Buying a moped has taught me many new feelings: the simultaneous joy and terror of whipping down the highway with the wind wrapped around you, the sting of rain in your eyes as your drenched body speeds toward home, the smell of the damp earth, the rotting earth, the fragrant earth, all filling you up as you explore it. And of course the pain of little bugs slamming into you, having their lives ripped away from them for the sake of your need to travel with speed.

On one particular day a butterfly of deep black velvet and vivid blue crossed my path and hammered into my chest. It's surprising density crunching against my soft flesh, it then softly fell into my shirt where it's corpse began tickling my skin. When traveling at high speeds on the highway, one cannot simply stop to remove the dead butterfly from one's cleavage. One must accept that it is there and ignore it, lest one become like the butterfly on the windshield of the car behind.

For 10 kilometers I carried it's body, an unexpected funeral march for a butterfly. It's weight was heavy, not in grams, but in guilt.

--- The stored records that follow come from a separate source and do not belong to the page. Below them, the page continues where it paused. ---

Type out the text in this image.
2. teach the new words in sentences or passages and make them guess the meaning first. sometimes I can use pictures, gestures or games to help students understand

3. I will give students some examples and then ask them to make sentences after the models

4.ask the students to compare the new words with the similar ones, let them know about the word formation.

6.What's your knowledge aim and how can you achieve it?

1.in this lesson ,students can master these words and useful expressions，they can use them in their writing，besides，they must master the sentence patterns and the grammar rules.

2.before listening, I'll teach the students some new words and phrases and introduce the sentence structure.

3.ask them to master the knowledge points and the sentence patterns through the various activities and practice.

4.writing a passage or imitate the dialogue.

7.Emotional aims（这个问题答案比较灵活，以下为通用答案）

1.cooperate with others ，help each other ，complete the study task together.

Why must we travel so fast? Why do I need to always go? How many creatures must I sacrifice for my own greed?

Finally, the stopping of a bus in front of me allowed me to slow down, and I anticipated the moment to send my hands searching for the body, ready to release my morbid burden. But as I slowed and the soft breeze moved through the folds of my blouse, the butterfly emerged, unscathed, and danced off into the sunlight.